= List of people with paraplegia =

Paraplegia is an impairment in motor or sensory function of the lower extremities. The word comes from Ionic Greek (παραπληγίη)
"half-stricken". It is usually caused by spinal cord injury or a congenital condition that affects the neural (brain) elements of the spinal canal. The area of the spinal canal that is affected in paraplegia is either the thoracic, lumbar, or sacral regions. If four limbs are affected by paralysis, tetraplegia or quadriplegia is the correct term. If only one limb is affected, the correct term is monoplegia. Spastic paraplegia is a form of paraplegia defined by spasticity of the affected muscles, rather than flaccid paralysis.

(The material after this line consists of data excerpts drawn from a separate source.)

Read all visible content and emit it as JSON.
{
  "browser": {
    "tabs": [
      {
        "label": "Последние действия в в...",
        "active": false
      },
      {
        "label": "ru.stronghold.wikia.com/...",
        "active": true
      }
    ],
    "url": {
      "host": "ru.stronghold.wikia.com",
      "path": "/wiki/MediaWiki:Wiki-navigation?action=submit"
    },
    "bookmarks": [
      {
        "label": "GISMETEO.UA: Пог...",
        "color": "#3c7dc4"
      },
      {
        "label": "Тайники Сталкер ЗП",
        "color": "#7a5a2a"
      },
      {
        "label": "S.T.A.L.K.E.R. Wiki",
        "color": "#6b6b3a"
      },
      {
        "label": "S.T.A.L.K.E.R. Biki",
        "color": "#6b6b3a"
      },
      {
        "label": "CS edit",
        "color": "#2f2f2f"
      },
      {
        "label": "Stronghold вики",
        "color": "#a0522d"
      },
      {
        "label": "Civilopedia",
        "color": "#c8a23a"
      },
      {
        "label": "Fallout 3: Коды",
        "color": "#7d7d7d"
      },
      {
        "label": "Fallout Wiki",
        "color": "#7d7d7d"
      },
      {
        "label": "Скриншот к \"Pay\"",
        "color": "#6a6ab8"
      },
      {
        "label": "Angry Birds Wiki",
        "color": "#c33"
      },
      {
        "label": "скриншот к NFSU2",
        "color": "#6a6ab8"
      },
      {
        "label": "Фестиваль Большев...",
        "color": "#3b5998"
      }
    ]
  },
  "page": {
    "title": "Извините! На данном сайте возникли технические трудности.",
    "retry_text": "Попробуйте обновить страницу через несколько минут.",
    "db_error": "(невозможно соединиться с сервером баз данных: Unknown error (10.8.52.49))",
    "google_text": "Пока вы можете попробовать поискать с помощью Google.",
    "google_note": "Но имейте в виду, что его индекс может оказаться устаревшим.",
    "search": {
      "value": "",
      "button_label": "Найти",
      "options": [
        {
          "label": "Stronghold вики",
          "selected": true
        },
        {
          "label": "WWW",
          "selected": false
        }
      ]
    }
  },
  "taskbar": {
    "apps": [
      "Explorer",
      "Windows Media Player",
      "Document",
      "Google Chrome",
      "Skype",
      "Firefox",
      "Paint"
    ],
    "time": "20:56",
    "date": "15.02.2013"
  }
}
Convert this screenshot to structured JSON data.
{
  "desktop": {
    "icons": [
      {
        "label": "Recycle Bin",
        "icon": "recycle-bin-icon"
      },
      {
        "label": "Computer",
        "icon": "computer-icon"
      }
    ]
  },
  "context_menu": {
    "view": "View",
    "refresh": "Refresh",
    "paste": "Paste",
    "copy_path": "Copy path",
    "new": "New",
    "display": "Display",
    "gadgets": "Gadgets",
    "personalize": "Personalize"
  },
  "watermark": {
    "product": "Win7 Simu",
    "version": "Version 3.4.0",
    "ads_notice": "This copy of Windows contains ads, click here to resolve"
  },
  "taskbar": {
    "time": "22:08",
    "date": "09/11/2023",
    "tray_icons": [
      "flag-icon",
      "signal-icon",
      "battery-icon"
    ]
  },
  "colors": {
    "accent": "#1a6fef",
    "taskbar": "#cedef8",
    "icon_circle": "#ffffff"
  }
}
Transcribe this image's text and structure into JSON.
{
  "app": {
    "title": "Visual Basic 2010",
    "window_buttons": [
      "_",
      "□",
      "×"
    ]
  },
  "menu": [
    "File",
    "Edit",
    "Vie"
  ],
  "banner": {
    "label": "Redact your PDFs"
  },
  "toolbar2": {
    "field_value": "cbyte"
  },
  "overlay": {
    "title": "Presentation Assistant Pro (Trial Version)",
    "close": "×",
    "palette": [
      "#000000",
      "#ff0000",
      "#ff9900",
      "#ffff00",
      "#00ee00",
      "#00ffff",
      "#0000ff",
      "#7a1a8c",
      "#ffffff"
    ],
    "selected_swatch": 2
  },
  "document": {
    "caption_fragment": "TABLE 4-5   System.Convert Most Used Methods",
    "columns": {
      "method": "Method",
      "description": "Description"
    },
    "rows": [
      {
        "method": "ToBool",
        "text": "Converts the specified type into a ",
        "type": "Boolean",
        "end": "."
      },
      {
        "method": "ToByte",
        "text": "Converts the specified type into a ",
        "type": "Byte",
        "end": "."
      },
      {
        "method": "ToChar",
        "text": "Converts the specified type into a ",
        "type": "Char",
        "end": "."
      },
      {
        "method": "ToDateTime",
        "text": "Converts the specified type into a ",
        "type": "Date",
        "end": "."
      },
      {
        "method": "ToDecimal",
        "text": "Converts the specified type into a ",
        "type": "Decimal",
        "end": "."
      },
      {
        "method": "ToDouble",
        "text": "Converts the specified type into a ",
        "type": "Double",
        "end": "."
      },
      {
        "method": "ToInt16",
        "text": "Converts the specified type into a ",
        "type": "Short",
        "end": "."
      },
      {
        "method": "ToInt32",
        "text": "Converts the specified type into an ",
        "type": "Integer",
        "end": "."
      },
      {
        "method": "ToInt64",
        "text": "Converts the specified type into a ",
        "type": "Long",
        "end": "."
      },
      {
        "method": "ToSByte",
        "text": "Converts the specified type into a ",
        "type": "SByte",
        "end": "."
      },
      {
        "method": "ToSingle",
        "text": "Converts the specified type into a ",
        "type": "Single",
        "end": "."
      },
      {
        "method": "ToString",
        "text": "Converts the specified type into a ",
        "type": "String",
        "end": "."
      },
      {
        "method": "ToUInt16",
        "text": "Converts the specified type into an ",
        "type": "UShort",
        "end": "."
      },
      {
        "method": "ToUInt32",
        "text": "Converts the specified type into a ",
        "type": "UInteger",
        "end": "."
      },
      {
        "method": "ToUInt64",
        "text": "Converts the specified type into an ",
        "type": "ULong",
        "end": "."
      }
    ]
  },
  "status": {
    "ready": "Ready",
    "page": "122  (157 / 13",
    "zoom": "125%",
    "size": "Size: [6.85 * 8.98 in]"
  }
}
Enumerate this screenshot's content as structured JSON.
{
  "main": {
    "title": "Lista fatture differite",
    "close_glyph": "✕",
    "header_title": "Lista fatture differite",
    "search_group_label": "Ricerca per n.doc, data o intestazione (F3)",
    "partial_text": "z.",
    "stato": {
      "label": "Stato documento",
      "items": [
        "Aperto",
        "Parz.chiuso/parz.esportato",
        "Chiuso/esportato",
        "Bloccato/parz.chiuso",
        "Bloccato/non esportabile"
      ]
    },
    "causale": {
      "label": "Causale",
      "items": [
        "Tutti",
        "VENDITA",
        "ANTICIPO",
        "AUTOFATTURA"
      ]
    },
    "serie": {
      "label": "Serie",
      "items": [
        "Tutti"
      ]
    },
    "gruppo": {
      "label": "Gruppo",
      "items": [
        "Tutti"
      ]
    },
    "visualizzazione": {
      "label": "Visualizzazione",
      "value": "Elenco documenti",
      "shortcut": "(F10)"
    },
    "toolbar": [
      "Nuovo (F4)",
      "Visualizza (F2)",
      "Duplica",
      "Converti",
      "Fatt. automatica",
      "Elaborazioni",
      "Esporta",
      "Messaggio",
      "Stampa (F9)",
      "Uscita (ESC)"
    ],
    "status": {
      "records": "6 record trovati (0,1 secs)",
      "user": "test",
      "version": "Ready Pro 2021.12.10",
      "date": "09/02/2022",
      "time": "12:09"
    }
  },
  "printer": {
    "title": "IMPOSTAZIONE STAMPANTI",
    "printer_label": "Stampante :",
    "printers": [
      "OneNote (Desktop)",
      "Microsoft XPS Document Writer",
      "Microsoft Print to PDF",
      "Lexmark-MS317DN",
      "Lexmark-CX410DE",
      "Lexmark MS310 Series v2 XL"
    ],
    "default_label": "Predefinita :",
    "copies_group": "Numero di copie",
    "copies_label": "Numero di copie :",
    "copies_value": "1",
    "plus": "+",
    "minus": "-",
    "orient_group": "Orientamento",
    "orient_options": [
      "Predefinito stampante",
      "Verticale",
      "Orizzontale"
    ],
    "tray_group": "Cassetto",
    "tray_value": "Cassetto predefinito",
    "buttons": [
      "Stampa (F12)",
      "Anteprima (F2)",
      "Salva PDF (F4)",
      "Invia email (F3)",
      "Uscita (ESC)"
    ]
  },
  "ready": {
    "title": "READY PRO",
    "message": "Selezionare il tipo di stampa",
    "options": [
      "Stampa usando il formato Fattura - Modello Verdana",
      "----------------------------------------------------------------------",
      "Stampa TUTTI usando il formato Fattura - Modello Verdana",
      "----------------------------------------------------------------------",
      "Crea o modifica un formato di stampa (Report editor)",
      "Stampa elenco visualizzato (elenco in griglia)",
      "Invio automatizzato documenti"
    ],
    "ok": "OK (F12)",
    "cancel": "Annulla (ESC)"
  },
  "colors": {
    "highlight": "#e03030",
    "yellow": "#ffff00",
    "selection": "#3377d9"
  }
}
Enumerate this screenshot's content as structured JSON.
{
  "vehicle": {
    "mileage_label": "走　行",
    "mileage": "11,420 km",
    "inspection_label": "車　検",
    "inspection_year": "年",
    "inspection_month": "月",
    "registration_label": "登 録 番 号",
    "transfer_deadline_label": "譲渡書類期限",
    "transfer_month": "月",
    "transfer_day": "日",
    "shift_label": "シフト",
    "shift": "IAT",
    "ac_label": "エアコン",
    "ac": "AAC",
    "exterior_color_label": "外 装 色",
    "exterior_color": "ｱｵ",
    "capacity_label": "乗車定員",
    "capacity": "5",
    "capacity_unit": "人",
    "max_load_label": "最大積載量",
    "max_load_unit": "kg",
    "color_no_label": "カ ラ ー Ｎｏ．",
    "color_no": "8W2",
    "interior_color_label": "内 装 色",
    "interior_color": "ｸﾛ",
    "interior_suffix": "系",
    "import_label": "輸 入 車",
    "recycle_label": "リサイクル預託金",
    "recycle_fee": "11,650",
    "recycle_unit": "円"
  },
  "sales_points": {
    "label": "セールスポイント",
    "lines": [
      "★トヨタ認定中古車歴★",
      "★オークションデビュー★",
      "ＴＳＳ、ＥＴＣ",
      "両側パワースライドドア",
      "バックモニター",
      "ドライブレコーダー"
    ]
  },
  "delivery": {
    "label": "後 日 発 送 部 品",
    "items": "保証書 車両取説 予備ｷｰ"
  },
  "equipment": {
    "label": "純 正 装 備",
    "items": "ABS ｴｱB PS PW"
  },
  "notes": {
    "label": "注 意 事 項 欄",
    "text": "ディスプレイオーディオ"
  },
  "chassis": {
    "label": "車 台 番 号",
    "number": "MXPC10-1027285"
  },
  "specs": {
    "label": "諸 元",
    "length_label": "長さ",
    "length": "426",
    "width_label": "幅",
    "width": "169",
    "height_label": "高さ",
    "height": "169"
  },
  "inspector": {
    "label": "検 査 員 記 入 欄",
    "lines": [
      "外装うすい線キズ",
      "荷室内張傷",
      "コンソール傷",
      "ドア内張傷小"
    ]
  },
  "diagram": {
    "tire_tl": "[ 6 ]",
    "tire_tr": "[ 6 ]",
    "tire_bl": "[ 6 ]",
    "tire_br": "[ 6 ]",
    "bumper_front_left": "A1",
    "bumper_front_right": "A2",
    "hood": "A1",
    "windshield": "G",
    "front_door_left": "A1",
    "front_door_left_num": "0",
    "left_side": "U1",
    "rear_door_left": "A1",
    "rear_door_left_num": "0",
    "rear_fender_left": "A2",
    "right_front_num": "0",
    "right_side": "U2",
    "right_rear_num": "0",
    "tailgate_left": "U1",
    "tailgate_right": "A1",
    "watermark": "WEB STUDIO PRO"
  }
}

==Notable people with paraplegia==

- Greg Abbott, Governor of Texas; former Texas Attorney General (paraplegic due to a 1984 freak accident when a falling oak tree hit him in the back)
- Peter Berry, American wheelchair basketball player for Alabama Crimson Tide
- Edward Stinson Brown, Jr. (1920-2005), atomic weapons maintenance specialist at Sandia Base, injured in combat in World War II.
- Paul Darke, British academic and disability rights activist born with spina bifida.
- Deng Pufang, Chinese politician, son of Deng Xiaoping
- HolLynn D'Lil (1945–2022), American disability rights activist and photographer
- John Porter East (1931–1986), US politician who was partially paralyzed by polio in 1955
- Frank Gardner (journalist) (born 1961), prominent BBC journalist who became paralysed after being shot six times at close range by an Al-Qaeda gunman in Saudi Arabia
- Chuck Graham (1965–2020), United States politician injured in an automobile accident at age 16
- Tanni Grey-Thompson, paralympian born with spina bifida
- Rick Hansen, Canadian Paralympian who was paralyzed in a car crash at age 15
- John Hockenberry (born 1956), journalist and blogger
- Paul Johnson (producer) (1971–2021), American record producer and disc jockey who was shot accidentally
- Sharry Konopski (1967–2017), model and actress injured in a car accident
- Charles Krauthammer (1950–2018), conservative columnist and commentator
- Boris Kustodiev (1878–1927), Russian painter who became paraplegic due to tuberculosis of the vertebral column.
- James Langevin, US Congressman from Rhode Island who was shot accidentally at age 16.
- Linda Laubenstein (1947–1992), American physician who was left paraplegic after a childhood polio infection
- Craig Hart Neilsen (1941–2006), American gaming executive who founded Ameristar Casinos, Inc. and formed the Craig H. Neilsen Foundation to fund scientific research and quality-of-life programs for people living with spinal cord injuries.
- Nicole Niquille, Swiss mountaineer, mountain guide and humanitarian for Nepalese women's health.
- Ajith C. S. Perera (1956–2020), a Sri Lankan disability rights activist and former cricket umpire, who was paralyzed when a tree fell onto his moving car.
- Franklin D. Roosevelt (1882–1945), former president of the United States who, at the age of 39, was partially paralyzed by polio
- Wolfgang Schäuble, German politician injured in an assassination attempt in 1990
- Iyad Shalabi (born 1987), Israeli Paralympic champion wimmer
- Liesl Tesch (born 1969), an Australian wheelchair basketball player.
- George Corley Wallace, governor of Alabama and former candidate for the Democratic presidential nomination
- Colt Wynn, American bodybuilding champion
- Zhang Haidi, Chinese woman writer and translator, president of the China Disabled Persons' Federation (2008-).
- Aamish (Varun Khullar), Indian DJ and music producer, known as India’s first differently-abled DJ.